The pair were the first North Korean athletes to qualify for the Games but it was unclear for several months whether they would actually compete in South Korea.
The sense of anticipation was palpable at the Gangneung Ice Arena before the pairs short program.
A swarm of North Korean female fans wearing red and white tracksuits marched up to the stands, smiling and waiving to passers-by as out of uniform police officer looked on.
In the stands, they rhythmically chanted the skaters’ names as they waived flags of the country.
A small group of university students supporting better inter-Korean ties brandished a banner that read: “Pyeongchang fairy Ryom Tae Ok, jump toward unification!”
Skating to an instrumental cover of “A Day in the Life” by the Beatles, the pair cleanly executed all the elements of their program with a technically-sound performance that earned them a personal best score of 69.40 points.
They finished 11th overall and will compete in the long program on Thursday.
Bruno Marcotte, a Canadian coach who works with the pair, told Reuters on Tuesday they had been striving for a personal best score close to 70 points in the short program.
Their goal for the long program is more than 125 points.

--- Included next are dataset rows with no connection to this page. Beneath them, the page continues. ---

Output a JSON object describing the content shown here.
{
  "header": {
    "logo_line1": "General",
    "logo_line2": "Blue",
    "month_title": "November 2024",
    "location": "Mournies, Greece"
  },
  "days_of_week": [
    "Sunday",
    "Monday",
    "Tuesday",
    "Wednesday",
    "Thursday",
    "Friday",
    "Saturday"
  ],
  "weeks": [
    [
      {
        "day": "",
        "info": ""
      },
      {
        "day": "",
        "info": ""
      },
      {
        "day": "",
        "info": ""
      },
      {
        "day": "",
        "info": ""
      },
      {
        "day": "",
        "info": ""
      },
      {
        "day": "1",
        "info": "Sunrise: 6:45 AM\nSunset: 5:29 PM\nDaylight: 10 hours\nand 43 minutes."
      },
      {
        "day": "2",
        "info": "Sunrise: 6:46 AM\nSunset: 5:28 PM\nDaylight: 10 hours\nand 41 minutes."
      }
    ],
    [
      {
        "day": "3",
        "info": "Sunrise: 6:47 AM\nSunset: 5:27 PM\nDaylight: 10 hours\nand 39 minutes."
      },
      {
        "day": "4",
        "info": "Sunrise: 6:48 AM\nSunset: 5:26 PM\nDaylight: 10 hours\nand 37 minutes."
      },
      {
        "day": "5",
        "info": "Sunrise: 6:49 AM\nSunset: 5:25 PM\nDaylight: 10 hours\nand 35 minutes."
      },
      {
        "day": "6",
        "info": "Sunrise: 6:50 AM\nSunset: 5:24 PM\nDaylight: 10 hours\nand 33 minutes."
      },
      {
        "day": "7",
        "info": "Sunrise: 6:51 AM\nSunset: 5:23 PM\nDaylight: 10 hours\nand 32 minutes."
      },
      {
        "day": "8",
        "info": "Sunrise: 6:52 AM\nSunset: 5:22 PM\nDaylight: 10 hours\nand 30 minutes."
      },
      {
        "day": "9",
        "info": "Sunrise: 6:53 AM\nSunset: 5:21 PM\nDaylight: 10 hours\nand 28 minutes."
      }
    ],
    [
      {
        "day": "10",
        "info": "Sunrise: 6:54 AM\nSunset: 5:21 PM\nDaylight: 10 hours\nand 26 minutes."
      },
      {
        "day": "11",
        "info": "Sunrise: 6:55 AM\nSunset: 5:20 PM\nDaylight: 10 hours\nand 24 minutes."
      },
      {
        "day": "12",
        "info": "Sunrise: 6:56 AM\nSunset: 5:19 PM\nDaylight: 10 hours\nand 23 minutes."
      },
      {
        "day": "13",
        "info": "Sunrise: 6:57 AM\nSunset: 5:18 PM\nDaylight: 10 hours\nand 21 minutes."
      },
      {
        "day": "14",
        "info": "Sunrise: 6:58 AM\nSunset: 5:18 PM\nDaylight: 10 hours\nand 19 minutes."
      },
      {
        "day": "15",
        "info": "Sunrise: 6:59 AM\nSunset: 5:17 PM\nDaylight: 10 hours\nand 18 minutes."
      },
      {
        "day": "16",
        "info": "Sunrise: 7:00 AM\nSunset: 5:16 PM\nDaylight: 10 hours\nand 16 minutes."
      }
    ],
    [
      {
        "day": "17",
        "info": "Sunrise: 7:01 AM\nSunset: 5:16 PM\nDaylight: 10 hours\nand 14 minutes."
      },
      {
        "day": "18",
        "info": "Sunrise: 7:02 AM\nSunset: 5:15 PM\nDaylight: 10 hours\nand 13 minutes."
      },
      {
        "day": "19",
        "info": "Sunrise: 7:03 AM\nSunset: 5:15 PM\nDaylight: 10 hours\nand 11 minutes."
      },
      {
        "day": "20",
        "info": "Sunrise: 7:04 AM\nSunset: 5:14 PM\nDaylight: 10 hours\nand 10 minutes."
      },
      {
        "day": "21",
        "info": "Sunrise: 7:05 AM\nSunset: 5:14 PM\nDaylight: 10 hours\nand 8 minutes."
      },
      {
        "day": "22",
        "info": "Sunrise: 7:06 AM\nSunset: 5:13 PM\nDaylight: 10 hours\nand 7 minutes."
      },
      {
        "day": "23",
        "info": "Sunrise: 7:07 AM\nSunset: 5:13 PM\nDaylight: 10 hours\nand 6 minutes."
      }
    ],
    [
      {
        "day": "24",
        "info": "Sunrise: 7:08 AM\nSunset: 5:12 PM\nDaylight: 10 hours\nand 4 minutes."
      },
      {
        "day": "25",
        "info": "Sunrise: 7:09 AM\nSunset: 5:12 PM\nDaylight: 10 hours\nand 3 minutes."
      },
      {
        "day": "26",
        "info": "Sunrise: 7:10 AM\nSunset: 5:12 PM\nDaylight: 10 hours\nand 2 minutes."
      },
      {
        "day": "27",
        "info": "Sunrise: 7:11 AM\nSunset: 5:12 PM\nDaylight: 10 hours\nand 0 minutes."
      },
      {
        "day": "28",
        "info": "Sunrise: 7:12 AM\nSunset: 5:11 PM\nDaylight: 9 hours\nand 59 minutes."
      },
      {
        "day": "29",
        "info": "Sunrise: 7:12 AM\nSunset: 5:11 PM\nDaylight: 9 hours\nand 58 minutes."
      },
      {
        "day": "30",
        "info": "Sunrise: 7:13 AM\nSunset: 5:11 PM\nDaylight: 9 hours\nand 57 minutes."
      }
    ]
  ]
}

Their current personal best score for that program is 119.90.
The pair, who won bronze at the Four Continents Cup in Taiwan last month, embraced each other and their coaches in the kiss and cry area, jumping up and down with joy.
“There have been no inconveniences whatsoever when it comes to the life here in the South area,” Kim said in translated televised comments before the pair sped past the mixed zone where a horde of reporters were waiting for them.
“You could really feel the power and the energy of the Korean people.”
North Korea agreed to compete in Pyeongchang after the South and the International Olympic Committee (IOC) encouraged the heavily sanctioned state to participate as a peace gesture.
The skaters were the first North Koreans to qualify for the Games after they finished in the top six at a competition in Germany in September
North Korea did not have any athletes at the 2014 Sochi Winter Games. They have sent 22 athletes to compete in Pyeongchang, including 12 ice hockey players in a combined North and South Korean women’s team.